Irregulars (イレギュラーズ, Iregyurāzu) is a Japanese manga series written and illustrated by Naoki Matsumoto. It began serialization on Kodansha's Magazine Pocket service in April 2021, and has been compiled into 21 volumes as of August 2026.

==Plot==
Jyosei Academy was once a school with a negative reputation but had a notable baseball program, having won the Kōshien baseball tournaments multiple times. However, after it rebranded itself as a elite prep school, its baseball team became neglected, with the academy's focus on academics leading to a decline in interest for non-academic matters. With only four members left, the team members have been branded as "irregulars" by the school community. However, Ruito Hibino, one of the team's players, has not given up on his dream on bringing the team to its former glory. Needing more members in order to form a full team, Ruito learns that Jyosei's team will combine with another team in tournaments. However, he then finds out that the other team is the Meikyo High School baseball team, Meikyo being a school notorious for its delinquency and is considered the worst school in the Kantō region.

==Characters==
- Ruito Hibino (日々野 塁斗, Hibino Ruito)
A second-year student and a member of Jyosei Academy's baseball team. He admired Jyosei's team when he was younger and aimed to become part of their baseball team, despite his skills lacking at the time to the point he would only usually play as a substitute.
- Kiichi Kinose (木ノ瀬 喜一, Kinose Kiichi)
A second-year student and a member of Jyosei Academy's baseball team.
- Chiaki Mizushima (水島 千秋, Mizushima Chiaki)
A second-year student and a member of Jyosei Academy's baseball team.
- Shoutaro Kagari (火狩 将太郎, Kagari Shōtarō)
A member of Meiko High School's baseball team. He was once a skilled and widely admired baseball player in junior high school and was expected to reach Kōshien, but after a certain incident had disappeared from the map.
- Kouki Chiyozuka (地与塚 紅樹, Chiyozuka Kōki)
A second-year student and a member of Meikyo High School's baseball team.
- Ellis Kate (エリス・ケイト, Erisu Keito)
A second-year student and a member of Meikyo High School's baseball team.
- Yasuhiro Toganō (土叶 安寛, Toganō Yasuhiro)
A second-year student and a member of Meikyo High School's baseball team.
- Kazumi Kaneko (金子 和美, Kaneko Kazumi)
A second-year student and a member of Meikyo High School's baseball team.

==Publication==
The series is written and illustrated by Naoki Matsumoto, who began serializing it on Kodansha's Magazine Pocket service on April 28, 2021. The first tankōbon volume was released on August 17, 2021; In a video collaboration with former baseball player Tomoya Satozaki, Matsumoto drew nine baseball players in manga form, imagining them as if they were characters in a manga. Twenty-one volumes have been released as of August 17, 2026.
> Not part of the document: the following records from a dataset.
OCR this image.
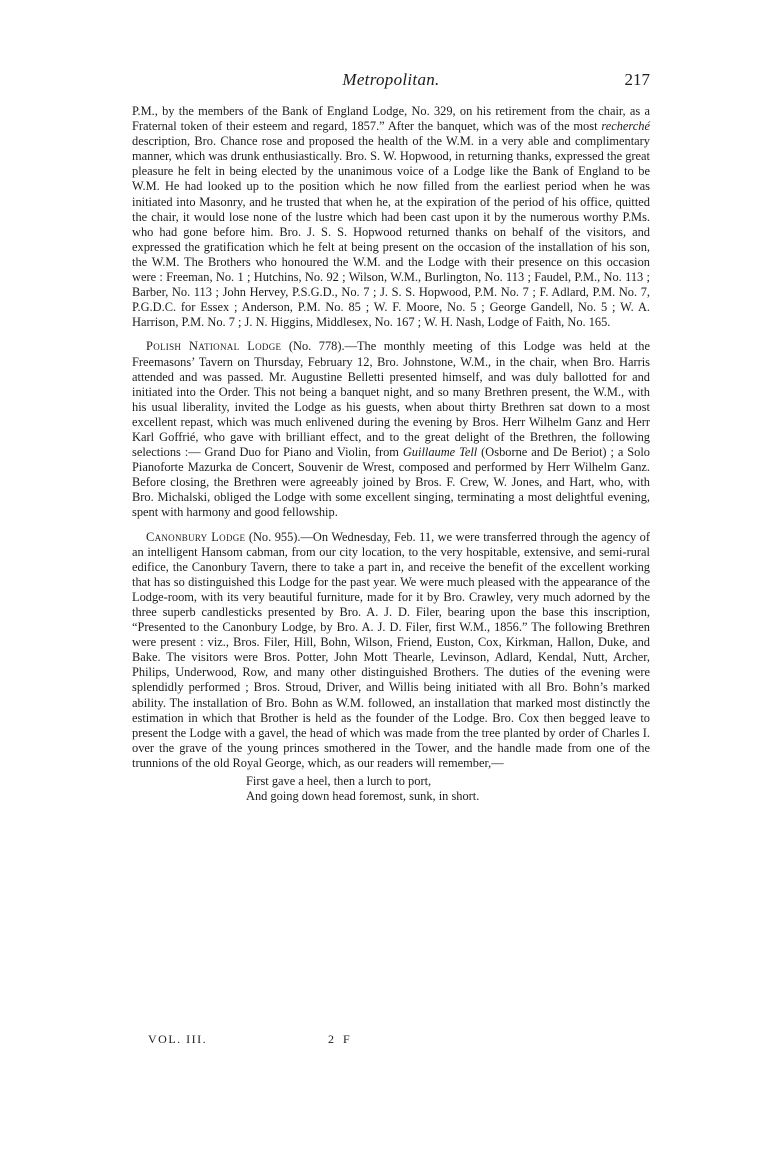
Metropolitan.	217

P.M., by the members of the Bank of England Lodge, No. 329, on his retirement from the chair, as a Fraternal token of their esteem and regard, 1857.” After the banquet, which was of the most recherché description, Bro. Chance rose and proposed the health of the W.M. in a very able and complimentary manner, which was drunk enthusiastically. Bro. S. W. Hopwood, in returning thanks, expressed the great pleasure he felt in being elected by the unanimous voice of a Lodge like the Bank of England to be W.M. He had looked up to the position which he now filled from the earliest period when he was initiated into Masonry, and he trusted that when he, at the expiration of the period of his office, quitted the chair, it would lose none of the lustre which had been cast upon it by the numerous worthy P.Ms. who had gone before him. Bro. J. S. S. Hopwood returned thanks on behalf of the visitors, and expressed the gratification which he felt at being present on the occasion of the installation of his son, the W.M. The Brothers who honoured the W.M. and the Lodge with their presence on this occasion were : Freeman, No. 1 ; Hutchins, No. 92 ; Wilson, W.M., Burlington, No. 113 ; Faudel, P.M., No. 113 ; Barber, No. 113 ; John Hervey, P.S.G.D., No. 7 ; J. S. S. Hopwood, P.M. No. 7 ; F. Adlard, P.M. No. 7, P.G.D.C. for Essex ; Anderson, P.M. No. 85 ; W. F. Moore, No. 5 ; George Gandell, No. 5 ; W. A. Harrison, P.M. No. 7 ; J. N. Higgins, Middlesex, No. 167 ; W. H. Nash, Lodge of Faith, No. 165.

Polish National Lodge (No. 778).—The monthly meeting of this Lodge was held at the Freemasons’ Tavern on Thursday, February 12, Bro. Johnstone, W.M., in the chair, when Bro. Harris attended and was passed. Mr. Augustine Belletti presented himself, and was duly ballotted for and initiated into the Order. This not being a banquet night, and so many Brethren present, the W.M., with his usual liberality, invited the Lodge as his guests, when about thirty Brethren sat down to a most excellent repast, which was much enlivened during the evening by Bros. Herr Wilhelm Ganz and Herr Karl Goffrié, who gave with brilliant effect, and to the great delight of the Brethren, the following selections :— Grand Duo for Piano and Violin, from Guillaume Tell (Osborne and De Beriot) ; a Solo Pianoforte Mazurka de Concert, Souvenir de Wrest, composed and performed by Herr Wilhelm Ganz. Before closing, the Brethren were agreeably joined by Bros. F. Crew, W. Jones, and Hart, who, with Bro. Michalski, obliged the Lodge with some excellent singing, terminating a most delightful evening, spent with harmony and good fellowship.

Canonbury Lodge (No. 955).—On Wednesday, Feb. 11, we were transferred through the agency of an intelligent Hansom cabman, from our city location, to the very hospitable, extensive, and semi-rural edifice, the Canonbury Tavern, there to take a part in, and receive the benefit of the excellent working that has so distinguished this Lodge for the past year. We were much pleased with the appearance of the Lodge-room, with its very beautiful furniture, made for it by Bro. Crawley, very much adorned by the three superb candlesticks presented by Bro. A. J. D. Filer, bearing upon the base this inscription, “Presented to the Canonbury Lodge, by Bro. A. J. D. Filer, first W.M., 1856.” The following Brethren were present : viz., Bros. Filer, Hill, Bohn, Wilson, Friend, Euston, Cox, Kirkman, Hallon, Duke, and Bake. The visitors were Bros. Potter, John Mott Thearle, Levinson, Adlard, Kendal, Nutt, Archer, Philips, Underwood, Row, and many other distinguished Brothers. The duties of the evening were splendidly performed ; Bros. Stroud, Driver, and Willis being initiated with all Bro. Bohn’s marked ability. The installation of Bro. Bohn as W.M. followed, an installation that marked most distinctly the estimation in which that Brother is held as the founder of the Lodge. Bro. Cox then begged leave to present the Lodge with a gavel, the head of which was made from the tree planted by order of Charles I. over the grave of the young princes smothered in the Tower, and the handle made from one of the trunnions of the old Royal George, which, as our readers will remember,—

First gave a heel, then a lurch to port,
And going down head foremost, sunk, in short.
VOL. III.	2 F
| No. | Release date | ISBN |
|---|---|---|
| 1 | August 17, 2021 | 978-4-06-524491-3 |
| 2 | November 17, 2021 | 978-4-06-525935-1 |
| 3 | February 17, 2022 | 978-4-06-526900-8 |
| 4 | May 17, 2022 | 978-4-06-527920-5 |
| 5 | August 17, 2022 | 978-4-06-528829-0 |
| 6 | November 17, 2022 | 978-4-06-529490-1 |
| 7 | February 17, 2023 | 978-4-06-530557-7 |
| 8 | May 17, 2023 | 978-4-06-531576-7 |
| 9 | August 17, 2023 | 978-4-06-532613-8 |
| 10 | November 16, 2023 | 978-4-06-533547-5 |
| 11 | February 16, 2024 | 978-4-06-534569-6 |
| 12 | May 16, 2024 | 978-4-06-535515-2 |
| 13 | August 16, 2024 | 978-4-06-536521-2 |
| 14 | November 15, 2024 | 978-4-06-537437-5 |
| 15 | February 17, 2025 | 978-4-06-538424-4 |
| 16 | May 16, 2025 | 978-4-06-539834-0 |
| 17 | August 12, 2025 | 978-4-06-540368-6 |
| 18 | November 17, 2025 | 978-4-06-541546-7 |
| 19 | February 17, 2026 | 978-4-06-542630-2 |
| 20 | May 15, 2026 | 978-4-06-543629-5 |
| 21 | August 17, 2026 | 978-4-06-544641-6 |

==Reception==
It was reported along with the release of the 18th volume that the series had sold over 700,000 copies. Writing for Bunshun Online in 2023, Yoshihisa Tsukui and Naoto Oguma mentioned the series in their list of baseball manga they were interested in, speculating that it would become popular among women.